Dubai: Opening up road connections to neighbouring countries such as Bangladesh, Myanmar and Sri Lanka, increasing the rate of highway construction from the current length of 14km per month to about 30km per month in two years, linking all 101 rivers of India to form an effective inland waterway were some of the biggest highlights of a very constructive speech given by Nitin Gadkari the Indian Union Minister for Road Transport, Highways and Shipping at the India Club tonight.

Gadkari who was enroute to Cairo for the inauguration of the new Suez Canal had a stopover in UAE and consented to meet the prominent members of the Indian community in Dubai.

“We have concrete plans to build a new India based on innovation, entrepreneurship, technology and governance and build a reliable system of surface transport that is inexpensive and efficient. We are already looking at bringing down the cost of transport by tapping into alternative fuel source such as bio compressed natural gas (CNG), bio fuel,bio diesel, ethanol and are also working on manufacturing hybrid buses for public transport. We want to convert waste into wealth, ” sauid Gadakari outlining a very ambitious vision of substainable development.

He talked about the government’s plan to energise the transport and power sector of the country by harnessing solar, hydro and thermal power to make power cheaper.

Nitin Gadkari Among some very ambitious road projects he mentioned construction of several expressways such as the Delhi-Meerut, Delhi-Ludhiana- Amritsar-Katra expressway, the Chennai-Bangalore and Nagpur-Mumbai expressway.

“I have always delivered what I have promised even when I was a minister in Maharashtra. I was able to give Mumbai and Pune its first expressway, build the Mahim-Worli bridge and constructed 80 flyovers in that city.

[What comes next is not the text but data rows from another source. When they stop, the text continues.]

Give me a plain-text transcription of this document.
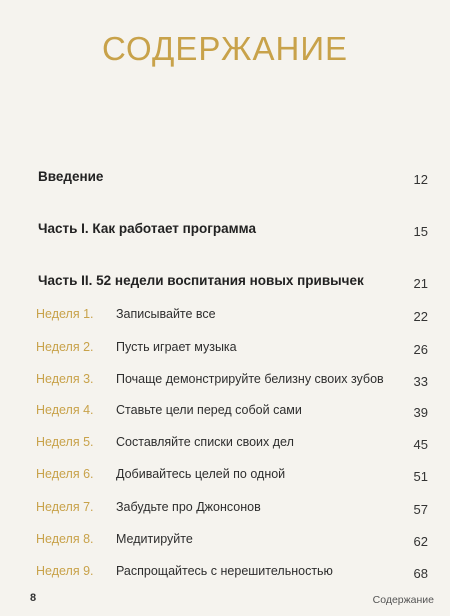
СОДЕРЖАНИЕ
Введение	12
Часть I. Как работает программа	15
Часть II. 52 недели воспитания новых привычек	21
Неделя 1. Записывайте все	22
Неделя 2. Пусть играет музыка	26
Неделя 3. Почаще демонстрируйте белизну своих зубов 33
Неделя 4. Ставьте цели перед собой сами	39
Неделя 5. Составляйте списки своих дел	45
Неделя 6. Добивайтесь целей по одной	51
Неделя 7. Забудьте про Джонсонов	57
Неделя 8. Медитируйте	62
Неделя 9. Распрощайтесь с нерешительностью	68
8	Содержание
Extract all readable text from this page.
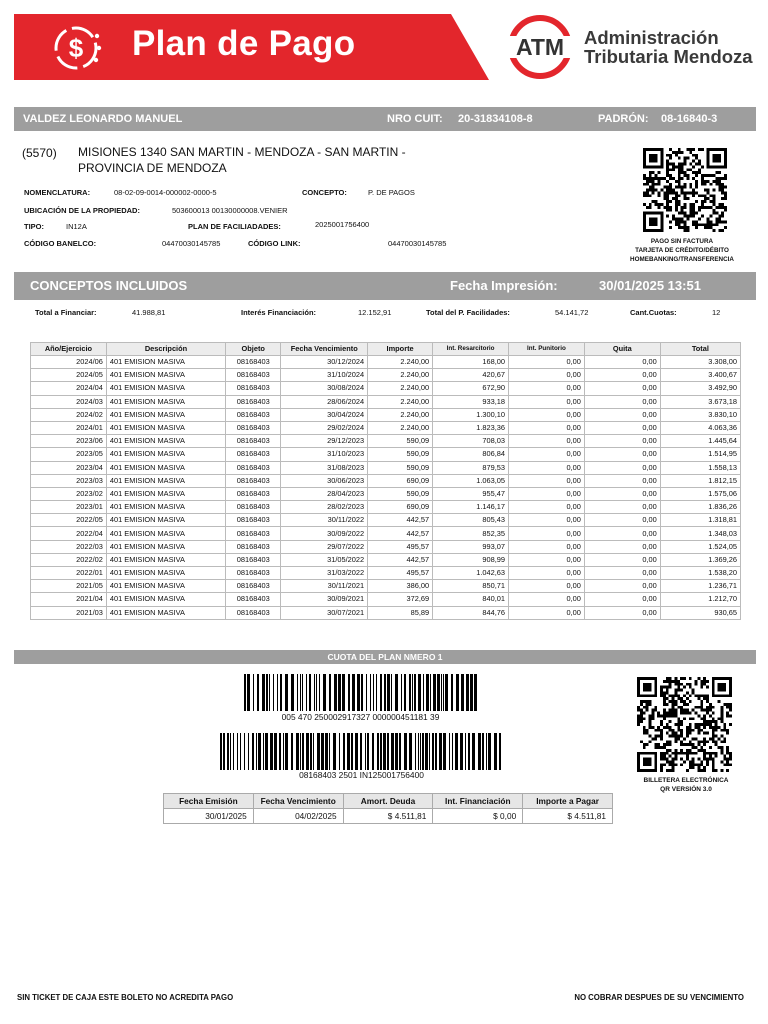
$ Plan de Pago	ATM Administración
Tributaria Mendoza
VALDEZ LEONARDO MANUEL	NRO CUIT: 20-31834108-8	PADRÓN: 08-16840-3
(5570) MISIONES 1340 SAN MARTIN - MENDOZA - SAN MARTIN -
PROVINCIA DE MENDOZA
NOMENCLATURA:	08-02-09-0014-000002-0000-5	CONCEPTO:	P. DE PAGOS
UBICACIÓN DE LA PROPIEDAD:	503600013 00130000008.VENIER
TIPO:	IN12A	PLAN DE FACILIADADES:	2025001756400
CÓDIGO BANELCO:	04470030145785	CÓDIGO LINK:	04470030145785	PAGO SIN FACTURA
TARJETA DE CRÉDITO/DÉBITO
HOMEBANKING/TRANSFERENCIA
CONCEPTOS INCLUIDOS	Fecha Impresión:	30/01/2025 13:51
Total a Financiar:	41.988,81	Interés Financiación:	12.152,91	Total del P. Facilidades:	54.141,72	Cant.Cuotas:	12
Año/Ejercicio	Descripción	Objeto	Fecha Vencimiento	Importe	Int. Resarcitorio	Int. Punitorio	Quita	Total
2024/06	401 EMISION MASIVA	08168403	30/12/2024	2.240,00	168,00	0,00	0,00	3.308,00
2024/05	401 EMISION MASIVA	08168403	31/10/2024	2.240,00	420,67	0,00	0,00	3.400,67
2024/04	401 EMISION MASIVA	08168403	30/08/2024	2.240,00	672,90	0,00	0,00	3.492,90
2024/03	401 EMISION MASIVA	08168403	28/06/2024	2.240,00	933,18	0,00	0,00	3.673,18
2024/02	401 EMISION MASIVA	08168403	30/04/2024	2.240,00	1.300,10	0,00	0,00	3.830,10
2024/01	401 EMISION MASIVA	08168403	29/02/2024	2.240,00	1.823,36	0,00	0,00	4.063,36
2023/06	401 EMISION MASIVA	08168403	29/12/2023	590,09	708,03	0,00	0,00	1.445,64
2023/05	401 EMISION MASIVA	08168403	31/10/2023	590,09	806,84	0,00	0,00	1.514,95
2023/04	401 EMISION MASIVA	08168403	31/08/2023	590,09	879,53	0,00	0,00	1.558,13
2023/03	401 EMISION MASIVA	08168403	30/06/2023	690,09	1.063,05	0,00	0,00	1.812,15
2023/02	401 EMISION MASIVA	08168403	28/04/2023	590,09	955,47	0,00	0,00	1.575,06
2023/01	401 EMISION MASIVA	08168403	28/02/2023	690,09	1.146,17	0,00	0,00	1.836,26
2022/05	401 EMISION MASIVA	08168403	30/11/2022	442,57	805,43	0,00	0,00	1.318,81
2022/04	401 EMISION MASIVA	08168403	30/09/2022	442,57	852,35	0,00	0,00	1.348,03
2022/03	401 EMISION MASIVA	08168403	29/07/2022	495,57	993,07	0,00	0,00	1.524,05
2022/02	401 EMISION MASIVA	08168403	31/05/2022	442,57	908,99	0,00	0,00	1.369,26
2022/01	401 EMISION MASIVA	08168403	31/03/2022	495,57	1.042,63	0,00	0,00	1.538,20
2021/05	401 EMISION MASIVA	08168403	30/11/2021	386,00	850,71	0,00	0,00	1.236,71
2021/04	401 EMISION MASIVA	08168403	30/09/2021	372,69	840,01	0,00	0,00	1.212,70
2021/03	401 EMISION MASIVA	08168403	30/07/2021	85,89	844,76	0,00	0,00	930,65
CUOTA DEL PLAN NMERO 1
005 470 250002917327 000000451181 39
08168403 2501 IN125001756400
BILLETERA ELECTRÓNICA
QR VERSIÓN 3.0
Fecha Emisión	Fecha Vencimiento	Amort. Deuda	Int. Financiación	Importe a Pagar
30/01/2025	04/02/2025	$ 4.511,81	$ 0,00	$ 4.511,81
SIN TICKET DE CAJA ESTE BOLETO NO ACREDITA PAGO	NO COBRAR DESPUES DE SU VENCIMIENTO
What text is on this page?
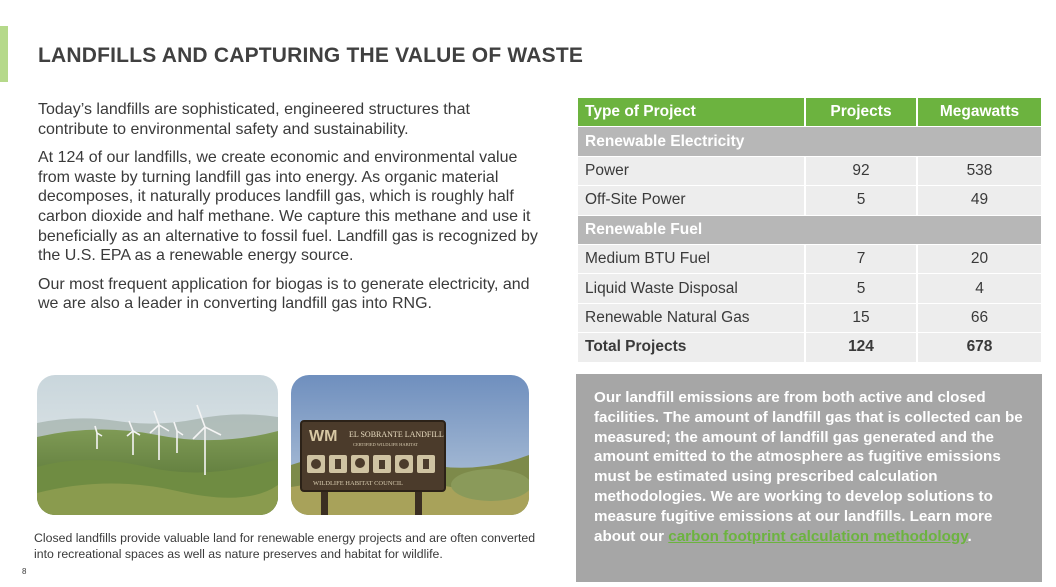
LANDFILLS AND CAPTURING THE VALUE OF WASTE

Today’s landfills are sophisticated, engineered structures that contribute to environmental safety and sustainability.

At 124 of our landfills, we create economic and environmental value from waste by turning landfill gas into energy. As organic material decomposes, it naturally produces landfill gas, which is roughly half carbon dioxide and half methane. We capture this methane and use it beneficially as an alternative to fossil fuel. Landfill gas is recognized by the U.S. EPA as a renewable energy source.

Our most frequent application for biogas is to generate electricity, and we are also a leader in converting landfill gas into RNG.

WM EL SOBRANTE LANDFILL
CERTIFIED WILDLIFE HABITAT
WILDLIFE HABITAT COUNCIL

Closed landfills provide valuable land for renewable energy projects and are often converted into recreational spaces as well as nature preserves and habitat for wildlife.

8
Type of Project	Projects	Megawatts
Renewable Electricity		
Power	92	538
Off-Site Power	5	49
Renewable Fuel		
Medium BTU Fuel	7	20
Liquid Waste Disposal	5	4
Renewable Natural Gas	15	66
Total Projects	124	678

Our landfill emissions are from both active and closed facilities. The amount of landfill gas that is collected can be measured; the amount of landfill gas generated and the amount emitted to the atmosphere as fugitive emissions must be estimated using prescribed calculation methodologies. We are working to develop solutions to measure fugitive emissions at our landfills. Learn more about our carbon footprint calculation methodology.
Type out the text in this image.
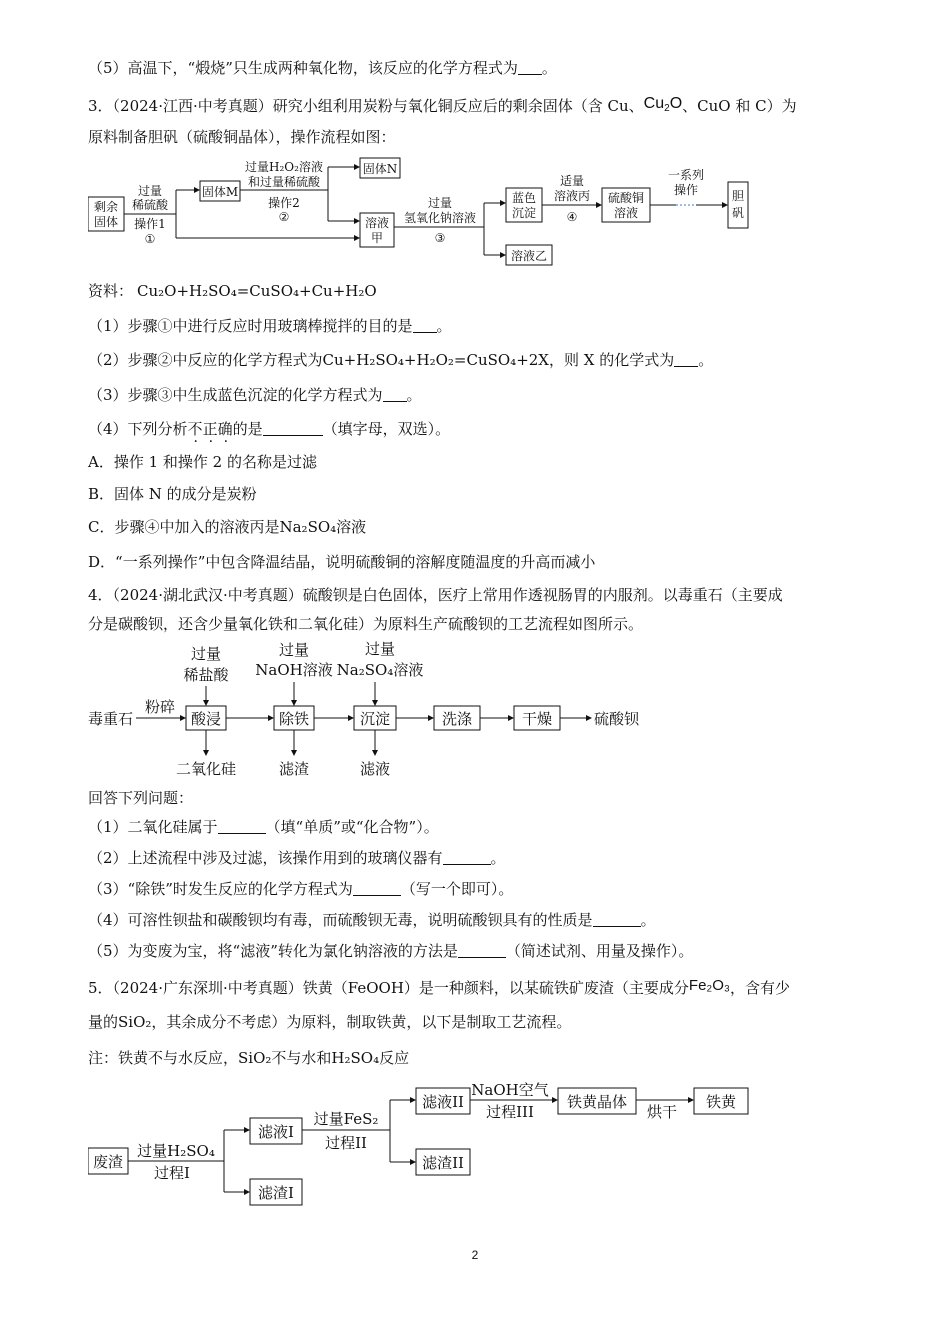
（5）高温下，“煅烧”只生成两种氧化物，该反应的化学方程式为 。
3．（2024·江西·中考真题）研究小组利用炭粉与氧化铜反应后的剩余固体（含 Cu、$Cu_2O$、CuO 和 C）为
原料制备胆矾（硫酸铜晶体），操作流程如图：
剩余
固体
过量
稀硫酸
操作1
①
固体M
过量H₂O₂溶液
和过量稀硫酸
操作2
②
固体N
溶液
甲
过量
氢氧化钠溶液
③
蓝色
沉淀
溶液乙
适量
溶液丙
④
硫酸铜
溶液
一系列
操作	胆
矾
资料： Cu₂O+H₂SO₄=CuSO₄+Cu+H₂O
（1）步骤①中进行反应时用玻璃棒搅拌的目的是 。
（2）步骤②中反应的化学方程式为Cu+H₂SO₄+H₂O₂=CuSO₄+2X，则 X 的化学式为 。
（3）步骤③中生成蓝色沉淀的化学方程式为 。
（4）下列分析不正确的是	（填字母，双选）。
A．操作 1 和操作 2 的名称是过滤
B．固体 N 的成分是炭粉
C．步骤④中加入的溶液丙是Na₂SO₄溶液
D．“一系列操作”中包含降温结晶，说明硫酸铜的溶解度随温度的升高而减小
4．（2024·湖北武汉·中考真题）硫酸钡是白色固体，医疗上常用作透视肠胃的内服剂。以毒重石（主要成
分是碳酸钡，还含少量氧化铁和二氧化硅）为原料生产硫酸钡的工艺流程如图所示。
毒重石
粉碎
酸浸
过量
稀盐酸
二氧化硅
除铁
过量
NaOH溶液
滤渣
沉淀
过量
Na₂SO₄溶液
滤液
洗涤	干燥	硫酸钡
回答下列问题：
（1）二氧化硅属于	（填“单质”或“化合物”）。
（2）上述流程中涉及过滤，该操作用到的玻璃仪器有	。
（3）“除铁”时发生反应的化学方程式为	（写一个即可）。
（4）可溶性钡盐和碳酸钡均有毒，而硫酸钡无毒，说明硫酸钡具有的性质是	。
（5）为变废为宝，将“滤液”转化为氯化钠溶液的方法是	（简述试剂、用量及操作）。
5．（2024·广东深圳·中考真题）铁黄（FeOOH）是一种颜料，以某硫铁矿废渣（主要成分Fe₂O₃，含有少
量的SiO₂，其余成分不考虑）为原料，制取铁黄，以下是制取工艺流程。
注：铁黄不与水反应，SiO₂不与水和H₂SO₄反应
废渣
过量H₂SO₄
过程I
滤液I
滤渣I
过量FeS₂
过程II
滤液II
滤渣II
NaOH空气
过程III
铁黄晶体
烘干
铁黄
2
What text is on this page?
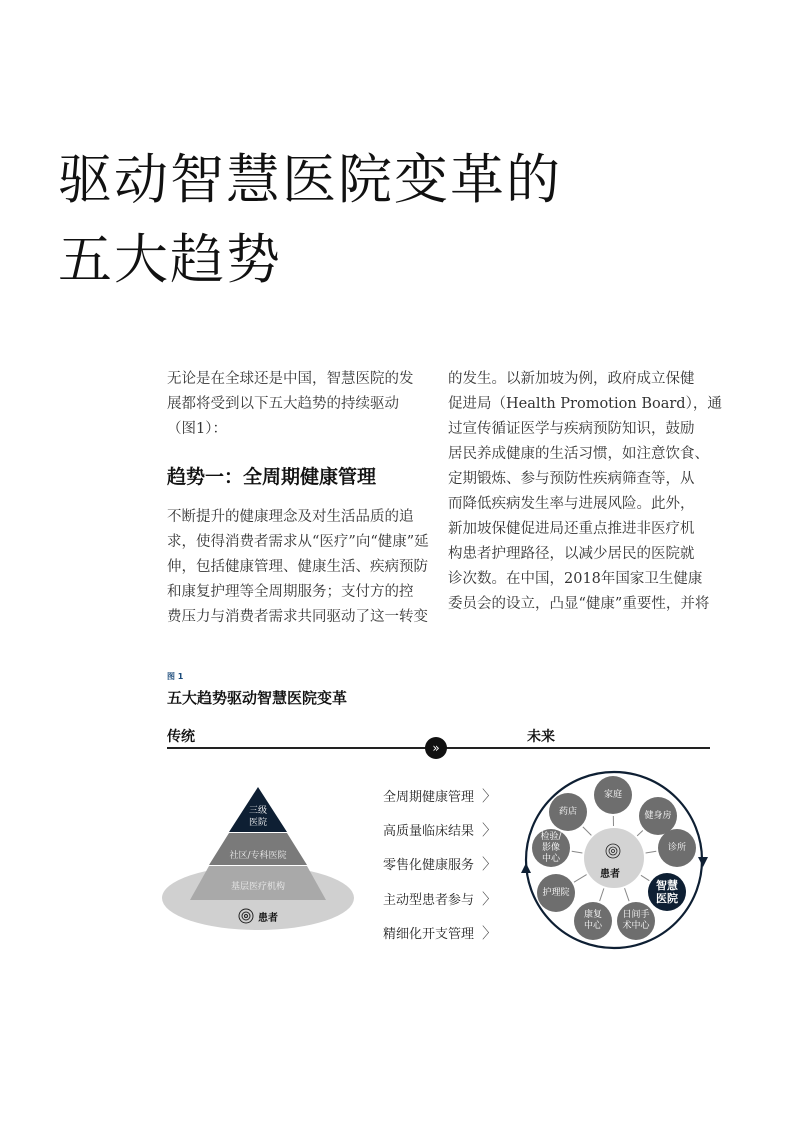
驱动智慧医院变革的
五大趋势
无论是在全球还是中国，智慧医院的发
展都将受到以下五大趋势的持续驱动
（图1）：
趋势一：全周期健康管理
不断提升的健康理念及对生活品质的追
求，使得消费者需求从“医疗”向“健康”延
伸，包括健康管理、健康生活、疾病预防
和康复护理等全周期服务；支付方的控
费压力与消费者需求共同驱动了这一转变
的发生。以新加坡为例，政府成立保健
促进局（Health Promotion Board），通
过宣传循证医学与疾病预防知识，鼓励
居民养成健康的生活习惯，如注意饮食、
定期锻炼、参与预防性疾病筛查等，从
而降低疾病发生率与进展风险。此外，
新加坡保健促进局还重点推进非医疗机
构患者护理路径，以减少居民的医院就
诊次数。在中国，2018年国家卫生健康
委员会的设立，凸显“健康”重要性，并将
图 1
五大趋势驱动智慧医院变革
传统	未来
»
三级
医院
社区/专科医院
基层医疗机构
患者
全周期健康管理 〉
高质量临床结果 〉
零售化健康服务 〉
主动型患者参与 〉
精细化开支管理 〉
患者
家庭
药店	健身房
诊所
检验/
影像
中心
智慧
医院
护理院
康复
中心
日间手
术中心
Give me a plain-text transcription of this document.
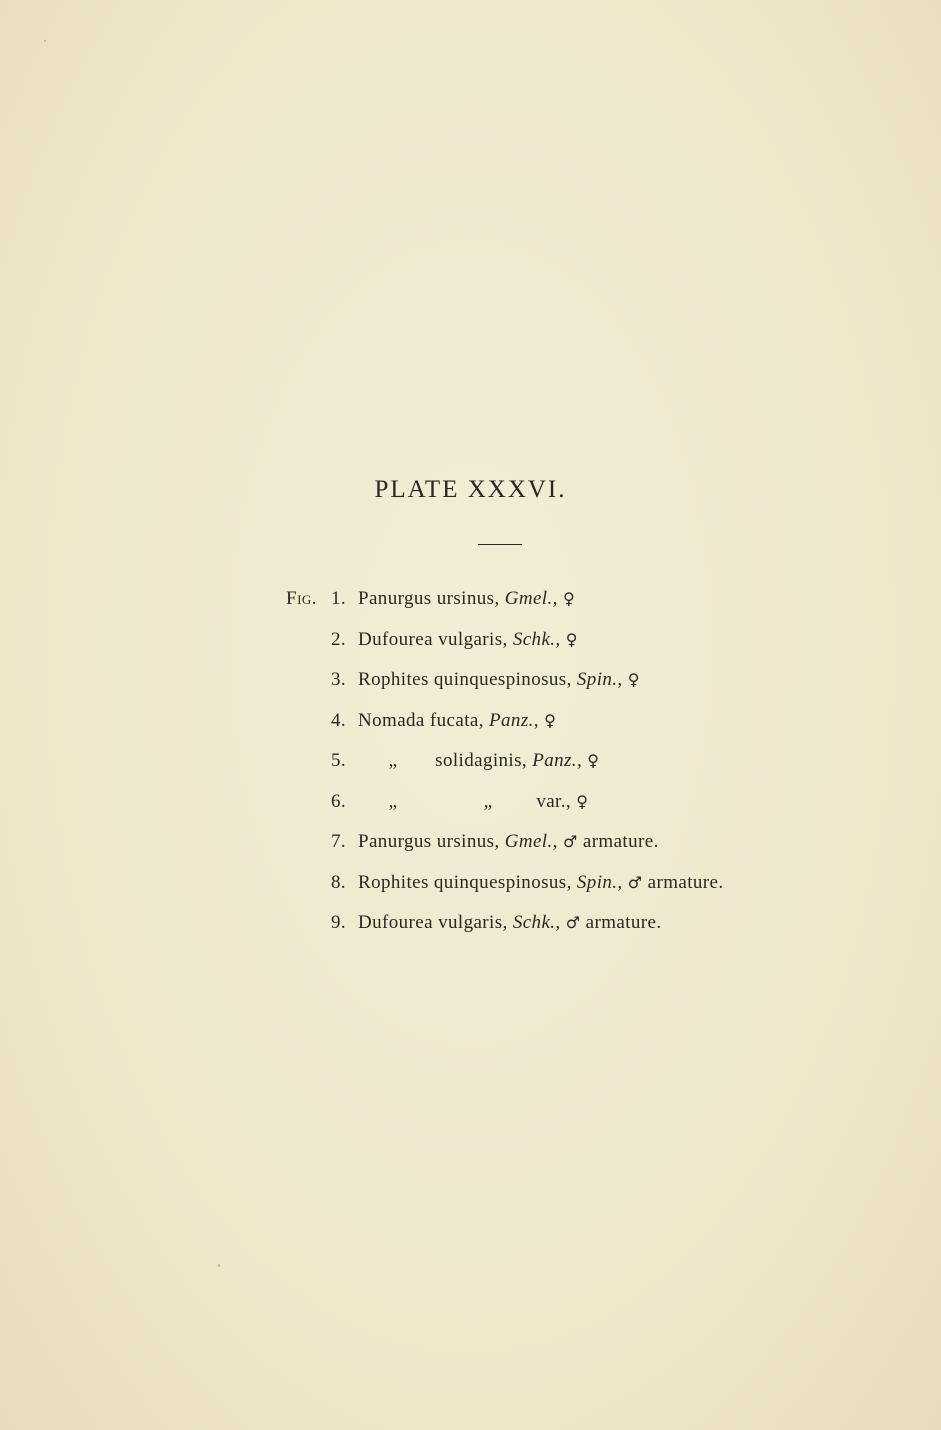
PLATE XXXVI.
Fig. 1. Panurgus ursinus, Gmel., ♀
2. Dufourea vulgaris, Schk., ♀
3. Rophites quinquespinosus, Spin., ♀
4. Nomada fucata, Panz., ♀
5.	„ solidaginis, Panz., ♀
6.	„	„ var., ♀
7. Panurgus ursinus, Gmel., ♂ armature.
8. Rophites quinquespinosus, Spin., ♂ armature.
9. Dufourea vulgaris, Schk., ♂ armature.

You can be rest assured that work on the projects I am talking about has begun.”

He mentioned floating infrastructural bonds to raise money from overseas Indians for infrastructural development. “It is our vision to build a stronger country, fight poverty, unemployment, hunger, abolish untouchability and caste system and put and end to religious discrimination,” he said.

However, he conceded that there was tremendous work to be done although the mood was positive and joked that things could move only when Parliament was allowed to do its work. “When we came to power the GDP of the country was 4.2 per cent and today it is 7.5 per cent. It is work in progress,” he concluded, leaving the Indian diaspora here on an upbeat note.